The indefatigable Stanley Hiller was obsessed with rotors. Starting with the helicopter he created at the age of 17, he spent the next two decades ringing magnificent changes on the concept. In 1958 he started a blast of publicity for a vertical take off vehicle using imbedded, ducted rotors that could be adapted for a flying crane, a flying car, a flying jeep, or this, a police vehicle. None were ever built, so artists - this one for the cover of the May 1958 Science et Vie, had a free hand to sneak in the standard cues that this would be the future, the nacelles. No fins here, and no bubble top, but that didn't stop the artist for the July 1957 Popular Mechanics from putting one on Hiller's "Aerial Sedan," a standard-issue flying car for the commuting set.

1961 Comic Book Cover

By the 60s, new futures were needed to outshine the older ones, which suffer from an ever-diminishing half-life.
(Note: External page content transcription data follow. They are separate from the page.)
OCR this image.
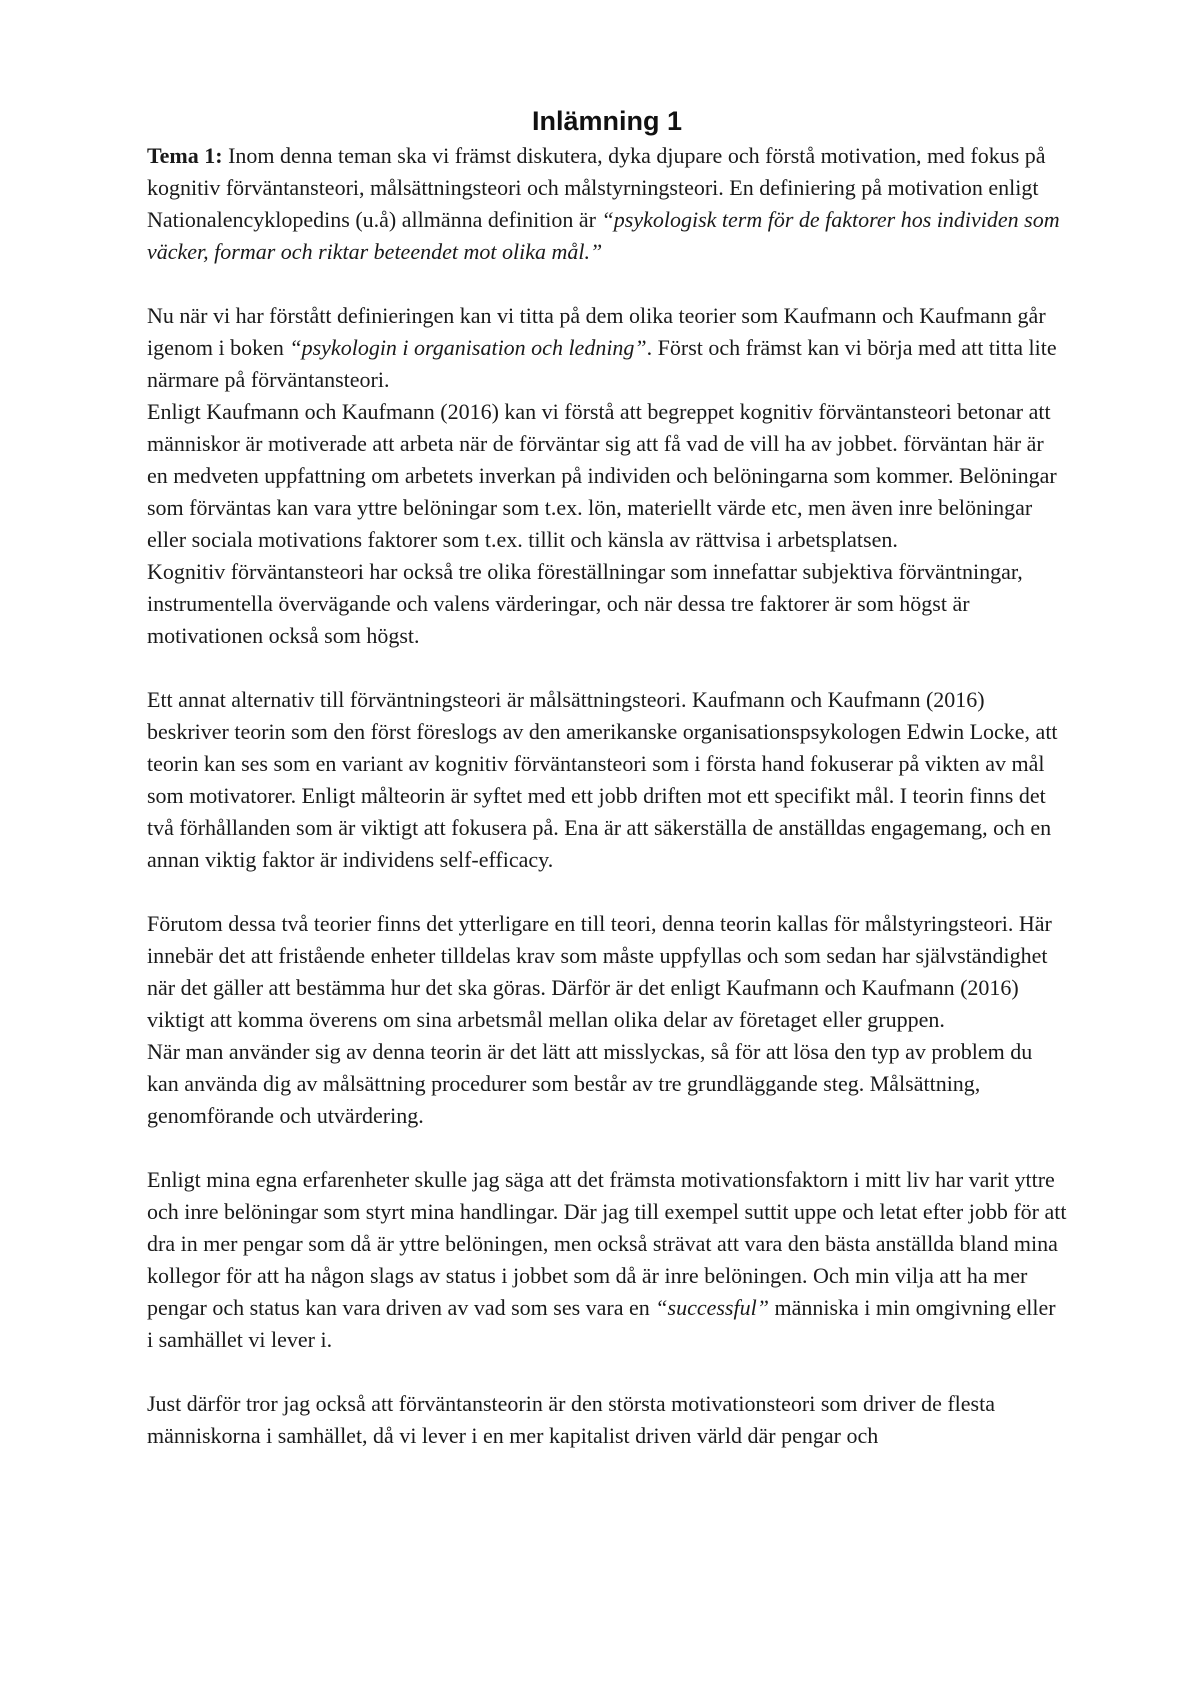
Inlämning 1

Tema 1: Inom denna teman ska vi främst diskutera, dyka djupare och förstå motivation, med fokus på kognitiv förväntansteori, målsättningsteori och målstyrningsteori. En definiering på motivation enligt Nationalencyklopedins (u.å) allmänna definition är “psykologisk term för de faktorer hos individen som väcker, formar och riktar beteendet mot olika mål.”

Nu när vi har förstått definieringen kan vi titta på dem olika teorier som Kaufmann och Kaufmann går igenom i boken “psykologin i organisation och ledning”. Först och främst kan vi börja med att titta lite närmare på förväntansteori.

Enligt Kaufmann och Kaufmann (2016) kan vi förstå att begreppet kognitiv förväntansteori betonar att människor är motiverade att arbeta när de förväntar sig att få vad de vill ha av jobbet. förväntan här är en medveten uppfattning om arbetets inverkan på individen och belöningarna som kommer. Belöningar som förväntas kan vara yttre belöningar som t.ex. lön, materiellt värde etc, men även inre belöningar eller sociala motivations faktorer som t.ex. tillit och känsla av rättvisa i arbetsplatsen.

Kognitiv förväntansteori har också tre olika föreställningar som innefattar subjektiva förväntningar, instrumentella övervägande och valens värderingar, och när dessa tre faktorer är som högst är motivationen också som högst.

Ett annat alternativ till förväntningsteori är målsättningsteori. Kaufmann och Kaufmann (2016) beskriver teorin som den först föreslogs av den amerikanske organisationspsykologen Edwin Locke, att teorin kan ses som en variant av kognitiv förväntansteori som i första hand fokuserar på vikten av mål som motivatorer. Enligt målteorin är syftet med ett jobb driften mot ett specifikt mål. I teorin finns det två förhållanden som är viktigt att fokusera på. Ena är att säkerställa de anställdas engagemang, och en annan viktig faktor är individens self-efficacy.

Förutom dessa två teorier finns det ytterligare en till teori, denna teorin kallas för målstyringsteori. Här innebär det att fristående enheter tilldelas krav som måste uppfyllas och som sedan har självständighet när det gäller att bestämma hur det ska göras. Därför är det enligt Kaufmann och Kaufmann (2016) viktigt att komma överens om sina arbetsmål mellan olika delar av företaget eller gruppen.

När man använder sig av denna teorin är det lätt att misslyckas, så för att lösa den typ av problem du kan använda dig av målsättning procedurer som består av tre grundläggande steg. Målsättning, genomförande och utvärdering.

Enligt mina egna erfarenheter skulle jag säga att det främsta motivationsfaktorn i mitt liv har varit yttre och inre belöningar som styrt mina handlingar. Där jag till exempel suttit uppe och letat efter jobb för att dra in mer pengar som då är yttre belöningen, men också strävat att vara den bästa anställda bland mina kollegor för att ha någon slags av status i jobbet som då är inre belöningen. Och min vilja att ha mer pengar och status kan vara driven av vad som ses vara en “successful” människa i min omgivning eller i samhället vi lever i.

Just därför tror jag också att förväntansteorin är den största motivationsteori som driver de flesta människorna i samhället, då vi lever i en mer kapitalist driven värld där pengar och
This cover, from a 1961 issue of the French comic book Astrotomic (#28), already seems like a retrofuture, almost as dated as the repetition of the themes of the 1939 New York World's Fair would doom the 1964 New York World's Fair to ignominy. The giant buildings in the background, the snazzy winged rocket plane in the sky, the floating skywalk, the hooded superhero all could have appeared on a cover almost any time in the previous 50 years. Nacelles, fins, and bubbletops faded out of design in the turn of a page. 1960's concept cars were sleeker, less bulky, and sported far fewer bulges, less overtly future but still adhering to a common design theme, just with new signals.